Silk street

February 01, 2010 10:12 AM GMT+7

Silk Street (Phố Hàng Đào) is a fashionable street in the old quarter of the capital city. Literally Phố Hàng Đào means: street where red-dyed fabrics are sold. As early as the 14th-15th centuries, villagers – mostly from Đan Loan (in Hải Dương Province) – settled there, forming the guild of Đại Lợi. At number 90-A stone stele can still be found, noting that in 1706 the edifice was built as a communal house in honor of the tutelary god of the village and patron saint of dyers.

Silk Street, as indicated in the 15th century Treatise on Geography (Dư địa chí) by Nguyễn Trãi, was part of a dyke separating Lake Thái Cực (Great Primary Principle), which is now completely dry, from the Lake of the Restored Sword (Hoàn Kiếm). The two lakes used to communicate with each other through a canal which lay on the site of the present Street of the Wooden Bridge (Phố Cầu Gỗ) thus called in memory of the bridge which spanned it.

In his Collection Written on Rainy Days (Vũ Trung Tùy Bút), Phạm Đình Hổ (18th century) left us vivid descriptions of scenes in Silk Street and Jewelers’ Street where the wealth, corruption and fraud of a troubled period could be seen. French attacks in 1873 and 1882 reduced the prosperity of Silk Street, which was eventually revived toward the end of the century.



The face of Silk Street has changed more than once in recent times. At the beginning of the century, its traditional features were still intact: trading in silk and silk fabrics practiced by families from generation to generation (the craft of dyeing having moved elsewhere, e.g. to the Street of the Wooden Bridge); the reputation of its scholars and mandarins; the beauty of its young women, elegant and skilful in commerce, whose plentiful dowries attracted graduates of the newly opened French university.

On both sides of a badly graveled road, about a hundred shops housed in narrow, low-roofed houses jostled each other in picturesque disorder. There was no pavement.

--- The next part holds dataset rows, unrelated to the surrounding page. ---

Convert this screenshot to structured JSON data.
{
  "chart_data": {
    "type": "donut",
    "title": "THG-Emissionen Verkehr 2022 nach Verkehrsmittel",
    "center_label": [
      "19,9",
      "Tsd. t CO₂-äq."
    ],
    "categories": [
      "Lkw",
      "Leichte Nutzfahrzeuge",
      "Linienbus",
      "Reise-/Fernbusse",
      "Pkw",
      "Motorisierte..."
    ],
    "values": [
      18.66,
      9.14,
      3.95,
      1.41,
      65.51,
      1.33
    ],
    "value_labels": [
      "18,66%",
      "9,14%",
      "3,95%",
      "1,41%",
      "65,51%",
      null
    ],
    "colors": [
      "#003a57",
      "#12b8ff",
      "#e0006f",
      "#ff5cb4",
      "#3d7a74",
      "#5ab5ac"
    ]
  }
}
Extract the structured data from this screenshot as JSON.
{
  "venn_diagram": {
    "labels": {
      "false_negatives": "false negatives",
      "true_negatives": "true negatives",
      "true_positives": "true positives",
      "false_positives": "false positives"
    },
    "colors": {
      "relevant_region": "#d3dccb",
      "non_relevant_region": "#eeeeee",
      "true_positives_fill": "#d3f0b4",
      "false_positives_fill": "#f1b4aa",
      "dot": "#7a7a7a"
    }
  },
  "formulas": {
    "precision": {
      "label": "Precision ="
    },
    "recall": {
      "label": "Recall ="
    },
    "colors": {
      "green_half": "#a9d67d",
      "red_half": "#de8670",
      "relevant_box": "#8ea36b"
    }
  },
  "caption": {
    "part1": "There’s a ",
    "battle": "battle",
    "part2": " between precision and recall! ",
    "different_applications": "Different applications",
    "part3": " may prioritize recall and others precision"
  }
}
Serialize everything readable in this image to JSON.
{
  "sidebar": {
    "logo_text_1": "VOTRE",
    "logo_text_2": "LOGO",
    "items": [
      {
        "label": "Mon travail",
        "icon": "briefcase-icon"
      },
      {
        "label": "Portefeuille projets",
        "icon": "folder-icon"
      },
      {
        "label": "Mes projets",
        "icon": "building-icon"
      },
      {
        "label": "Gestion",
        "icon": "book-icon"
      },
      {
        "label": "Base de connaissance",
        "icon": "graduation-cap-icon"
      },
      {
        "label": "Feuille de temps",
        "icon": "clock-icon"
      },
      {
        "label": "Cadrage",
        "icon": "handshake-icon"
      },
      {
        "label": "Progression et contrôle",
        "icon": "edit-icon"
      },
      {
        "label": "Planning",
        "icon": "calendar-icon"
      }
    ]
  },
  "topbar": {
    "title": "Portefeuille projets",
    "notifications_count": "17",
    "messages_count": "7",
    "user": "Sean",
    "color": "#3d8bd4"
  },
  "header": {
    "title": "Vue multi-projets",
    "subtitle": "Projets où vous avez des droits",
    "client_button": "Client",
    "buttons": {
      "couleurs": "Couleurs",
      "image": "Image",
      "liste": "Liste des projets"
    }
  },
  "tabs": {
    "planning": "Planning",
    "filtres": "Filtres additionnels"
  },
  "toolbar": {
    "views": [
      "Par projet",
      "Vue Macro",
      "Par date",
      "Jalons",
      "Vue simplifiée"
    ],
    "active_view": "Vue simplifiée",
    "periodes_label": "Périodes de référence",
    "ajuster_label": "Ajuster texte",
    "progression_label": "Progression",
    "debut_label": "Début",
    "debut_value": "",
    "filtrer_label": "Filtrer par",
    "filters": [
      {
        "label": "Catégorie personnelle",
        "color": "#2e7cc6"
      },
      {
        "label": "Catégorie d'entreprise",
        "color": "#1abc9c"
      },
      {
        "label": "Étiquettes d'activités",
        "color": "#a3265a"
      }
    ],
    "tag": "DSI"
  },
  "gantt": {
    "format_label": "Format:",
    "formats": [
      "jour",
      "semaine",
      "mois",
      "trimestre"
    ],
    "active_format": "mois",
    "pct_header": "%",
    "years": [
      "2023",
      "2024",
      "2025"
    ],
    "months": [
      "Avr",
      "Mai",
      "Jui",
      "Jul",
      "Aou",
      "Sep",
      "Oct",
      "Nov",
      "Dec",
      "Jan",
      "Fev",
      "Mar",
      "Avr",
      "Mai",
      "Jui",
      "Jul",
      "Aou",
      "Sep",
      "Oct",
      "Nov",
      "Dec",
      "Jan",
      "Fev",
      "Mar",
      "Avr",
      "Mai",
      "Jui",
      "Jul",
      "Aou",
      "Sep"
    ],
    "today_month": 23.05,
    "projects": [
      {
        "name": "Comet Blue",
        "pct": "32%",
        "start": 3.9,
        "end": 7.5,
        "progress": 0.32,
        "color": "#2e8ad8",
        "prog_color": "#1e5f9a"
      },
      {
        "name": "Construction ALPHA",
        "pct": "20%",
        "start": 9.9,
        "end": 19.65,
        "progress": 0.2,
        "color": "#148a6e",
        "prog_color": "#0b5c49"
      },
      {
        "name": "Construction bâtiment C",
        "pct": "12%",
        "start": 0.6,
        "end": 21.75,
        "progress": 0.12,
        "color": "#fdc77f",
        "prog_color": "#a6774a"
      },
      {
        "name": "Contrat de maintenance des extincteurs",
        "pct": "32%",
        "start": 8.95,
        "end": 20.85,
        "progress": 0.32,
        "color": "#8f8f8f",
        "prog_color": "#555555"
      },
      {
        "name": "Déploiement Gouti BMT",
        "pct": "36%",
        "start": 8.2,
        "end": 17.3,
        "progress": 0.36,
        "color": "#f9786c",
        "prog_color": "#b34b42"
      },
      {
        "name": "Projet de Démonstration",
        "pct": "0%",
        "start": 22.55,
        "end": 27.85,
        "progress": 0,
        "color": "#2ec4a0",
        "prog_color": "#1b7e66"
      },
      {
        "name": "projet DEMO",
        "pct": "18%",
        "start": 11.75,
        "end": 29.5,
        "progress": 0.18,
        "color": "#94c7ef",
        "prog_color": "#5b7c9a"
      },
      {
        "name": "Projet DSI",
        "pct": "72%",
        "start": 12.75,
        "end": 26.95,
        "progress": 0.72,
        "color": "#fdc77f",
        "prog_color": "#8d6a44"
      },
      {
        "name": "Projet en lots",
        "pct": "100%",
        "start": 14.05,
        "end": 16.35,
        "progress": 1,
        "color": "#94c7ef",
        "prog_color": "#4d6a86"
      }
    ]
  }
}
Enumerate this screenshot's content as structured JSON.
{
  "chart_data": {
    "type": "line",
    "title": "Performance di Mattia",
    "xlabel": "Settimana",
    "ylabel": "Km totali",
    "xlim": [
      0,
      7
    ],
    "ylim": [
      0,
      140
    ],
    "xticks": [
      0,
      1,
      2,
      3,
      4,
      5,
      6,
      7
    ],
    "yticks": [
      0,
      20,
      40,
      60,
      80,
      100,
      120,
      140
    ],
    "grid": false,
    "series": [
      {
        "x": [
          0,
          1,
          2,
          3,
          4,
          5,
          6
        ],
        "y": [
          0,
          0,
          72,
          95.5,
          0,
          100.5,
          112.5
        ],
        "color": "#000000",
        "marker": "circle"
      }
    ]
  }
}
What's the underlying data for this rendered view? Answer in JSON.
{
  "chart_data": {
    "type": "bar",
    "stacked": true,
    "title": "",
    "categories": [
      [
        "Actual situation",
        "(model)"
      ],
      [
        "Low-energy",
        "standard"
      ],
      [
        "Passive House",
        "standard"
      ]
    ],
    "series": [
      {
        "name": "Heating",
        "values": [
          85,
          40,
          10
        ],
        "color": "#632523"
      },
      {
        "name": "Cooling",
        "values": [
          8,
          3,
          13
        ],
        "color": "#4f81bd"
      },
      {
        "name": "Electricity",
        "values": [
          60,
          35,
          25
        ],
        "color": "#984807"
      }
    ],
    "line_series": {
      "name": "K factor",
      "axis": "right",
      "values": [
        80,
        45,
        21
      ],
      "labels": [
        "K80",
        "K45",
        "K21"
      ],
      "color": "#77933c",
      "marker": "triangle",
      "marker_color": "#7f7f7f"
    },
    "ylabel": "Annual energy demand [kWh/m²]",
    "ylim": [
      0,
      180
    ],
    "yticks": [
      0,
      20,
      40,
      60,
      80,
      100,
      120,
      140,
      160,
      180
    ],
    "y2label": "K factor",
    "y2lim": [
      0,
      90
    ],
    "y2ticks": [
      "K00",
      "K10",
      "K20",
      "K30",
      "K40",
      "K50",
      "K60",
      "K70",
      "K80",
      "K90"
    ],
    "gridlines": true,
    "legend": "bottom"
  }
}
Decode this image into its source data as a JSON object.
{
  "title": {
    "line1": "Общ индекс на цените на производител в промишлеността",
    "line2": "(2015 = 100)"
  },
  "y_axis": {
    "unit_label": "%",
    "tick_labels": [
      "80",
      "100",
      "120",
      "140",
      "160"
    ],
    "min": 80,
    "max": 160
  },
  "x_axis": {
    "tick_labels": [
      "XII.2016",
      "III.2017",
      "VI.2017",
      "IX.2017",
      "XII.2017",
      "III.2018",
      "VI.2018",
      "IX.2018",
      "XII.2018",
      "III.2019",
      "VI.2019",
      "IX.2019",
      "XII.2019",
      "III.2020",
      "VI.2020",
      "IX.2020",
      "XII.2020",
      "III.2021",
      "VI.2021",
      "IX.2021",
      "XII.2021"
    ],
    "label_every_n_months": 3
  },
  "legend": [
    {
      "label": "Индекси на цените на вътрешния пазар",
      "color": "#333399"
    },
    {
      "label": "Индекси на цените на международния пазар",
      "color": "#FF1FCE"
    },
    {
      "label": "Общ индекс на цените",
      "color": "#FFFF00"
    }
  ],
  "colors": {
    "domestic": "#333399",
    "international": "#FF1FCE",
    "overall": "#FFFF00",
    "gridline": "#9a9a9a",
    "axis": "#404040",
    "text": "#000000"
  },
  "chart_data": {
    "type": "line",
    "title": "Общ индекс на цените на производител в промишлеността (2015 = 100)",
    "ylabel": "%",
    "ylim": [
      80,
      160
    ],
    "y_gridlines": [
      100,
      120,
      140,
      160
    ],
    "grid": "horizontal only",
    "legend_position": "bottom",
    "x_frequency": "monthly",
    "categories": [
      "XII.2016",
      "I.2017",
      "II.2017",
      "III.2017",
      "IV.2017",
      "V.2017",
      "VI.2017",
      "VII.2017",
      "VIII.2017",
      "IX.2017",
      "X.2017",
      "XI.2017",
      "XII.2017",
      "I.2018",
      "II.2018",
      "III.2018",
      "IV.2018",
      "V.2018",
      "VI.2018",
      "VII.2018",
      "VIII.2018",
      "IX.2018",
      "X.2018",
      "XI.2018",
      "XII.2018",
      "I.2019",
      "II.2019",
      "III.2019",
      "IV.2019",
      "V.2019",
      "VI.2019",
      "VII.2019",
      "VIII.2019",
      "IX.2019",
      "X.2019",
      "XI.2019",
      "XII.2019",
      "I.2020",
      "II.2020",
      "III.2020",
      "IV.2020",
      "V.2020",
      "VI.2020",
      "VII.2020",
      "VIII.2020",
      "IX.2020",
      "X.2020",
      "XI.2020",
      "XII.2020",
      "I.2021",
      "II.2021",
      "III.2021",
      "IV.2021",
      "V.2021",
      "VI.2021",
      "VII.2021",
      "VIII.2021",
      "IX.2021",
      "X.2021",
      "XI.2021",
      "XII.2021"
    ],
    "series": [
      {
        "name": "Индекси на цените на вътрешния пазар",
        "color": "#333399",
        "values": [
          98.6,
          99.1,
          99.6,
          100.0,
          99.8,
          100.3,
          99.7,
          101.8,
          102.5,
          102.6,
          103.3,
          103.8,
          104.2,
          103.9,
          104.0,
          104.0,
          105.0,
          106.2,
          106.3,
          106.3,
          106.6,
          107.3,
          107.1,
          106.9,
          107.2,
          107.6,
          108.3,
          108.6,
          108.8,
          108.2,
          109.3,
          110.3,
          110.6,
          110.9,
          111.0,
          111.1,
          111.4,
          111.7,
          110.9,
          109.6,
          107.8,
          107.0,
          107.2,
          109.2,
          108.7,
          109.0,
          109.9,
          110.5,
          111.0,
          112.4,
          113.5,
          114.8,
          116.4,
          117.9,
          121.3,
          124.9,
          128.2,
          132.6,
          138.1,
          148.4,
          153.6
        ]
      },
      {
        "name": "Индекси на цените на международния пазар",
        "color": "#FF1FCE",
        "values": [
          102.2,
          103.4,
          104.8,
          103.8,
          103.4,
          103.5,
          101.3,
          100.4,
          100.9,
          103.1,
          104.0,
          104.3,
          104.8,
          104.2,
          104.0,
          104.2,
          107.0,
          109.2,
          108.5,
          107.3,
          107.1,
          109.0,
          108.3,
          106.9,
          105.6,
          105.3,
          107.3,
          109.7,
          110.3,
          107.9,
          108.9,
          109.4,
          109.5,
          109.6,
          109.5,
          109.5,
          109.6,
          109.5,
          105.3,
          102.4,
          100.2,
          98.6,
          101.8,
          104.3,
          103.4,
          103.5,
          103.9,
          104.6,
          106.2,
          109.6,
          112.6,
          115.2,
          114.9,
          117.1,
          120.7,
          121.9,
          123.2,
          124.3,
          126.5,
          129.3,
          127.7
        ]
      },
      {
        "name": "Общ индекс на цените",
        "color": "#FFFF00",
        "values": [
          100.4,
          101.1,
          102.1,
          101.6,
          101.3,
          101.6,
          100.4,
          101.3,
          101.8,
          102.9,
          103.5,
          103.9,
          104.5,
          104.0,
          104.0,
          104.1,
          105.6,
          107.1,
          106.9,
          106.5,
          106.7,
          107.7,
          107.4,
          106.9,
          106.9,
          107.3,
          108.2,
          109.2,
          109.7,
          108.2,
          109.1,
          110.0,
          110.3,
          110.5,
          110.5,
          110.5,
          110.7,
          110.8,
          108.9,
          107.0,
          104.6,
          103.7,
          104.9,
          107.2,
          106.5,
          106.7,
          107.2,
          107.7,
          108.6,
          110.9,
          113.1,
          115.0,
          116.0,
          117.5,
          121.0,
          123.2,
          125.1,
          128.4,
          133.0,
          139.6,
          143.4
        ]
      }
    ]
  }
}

Each shop was made up of two compartments: the outer one was fitted with a small glass-window displaying rows of buttons and the like behind which a woman, young or middle-aged, had the job of touting passing customers, many of whom were from the countryside; the inner compartment featured a plank-bed, on which sat the owner of the shop or her daughter, surrounded by glass cases filled with rolls of brocade (gấm), flowered satin (vóc) and silk gauze. Trading in raw silk (tơ sống) was also a local specialty. Much haggling usually accompanied the business done, for as a rule exorbitant prices were asked to begin with.

Each lunar month, on the 1st, 6th, 16th, 21st and 26th days, great animation came to Silk Street. People from weavers’ villages brought their products: gauze (the) of Cả and La Khê, silk-floos (đũi) of Đại Mỗ, satin (lĩnh) of Bưởi. They also came to buy raw silk. They gave orders to dyers from Chợ Dầu (Đình Bảng) from areas bordering West Lake, from Bưởi, from Dyers’ Street (Hàng Bông Nhuộm) and from Wooden Bridge Street.


After the end of the First World War, Silk Street experienced a measure of modernization. Indians coming from the five French trading-posts in India opened shops selling cotton fabrics distributed by French companies (Dumarest, Denis Frères).

Shops selling Vietnamese silks decreased in number. Their fronts were arranged like those kept by Indians: a wide glass-window, a counter and a signboard lettered in the Romanized vernacular of French instead of a curtain, on which the name of the shop was traced in Chinese characters.

The first haberdashery appeared is 1917. Toward the 1930’s Silk Street was dominated by linen-drapers’ shops selling also fancy goods from Paris: perfumes, cosmetics, hats, neckerchiefs, handkerchiefs, and ties.

For several decades following the liberation of Hà Nội which was occupied by French troops from 1946 to 1954, Silk Street’s activities were muted, private trade not being encouraged.

Starting from the mid-1980, with the adoption of a market economy, there has been a spectacular revival, with a mushrooming of watch-maker’s shops, haberdasheries, shops selling ready-to wear garments…and concrete buildings which threaten to disfigure the quarter.

Strange to say, it was in this commercial quarter that traditions of patriotism and culture blossomed. It was at houses numbers 10 and 63 that the licentiate Lương Văn Can (later exiled to the prison island of Poulo Condor) and his scholar friends opened around 1907 the “School of the Northern Capital Upholding the Just Cause” (Đông Kinh Nghĩa Thục) which started the struggle against the colonial administration. His son Lương Ngọc Quyến was to be killed in the course of a military rebellion against the French in Thái Nguyên in 1917.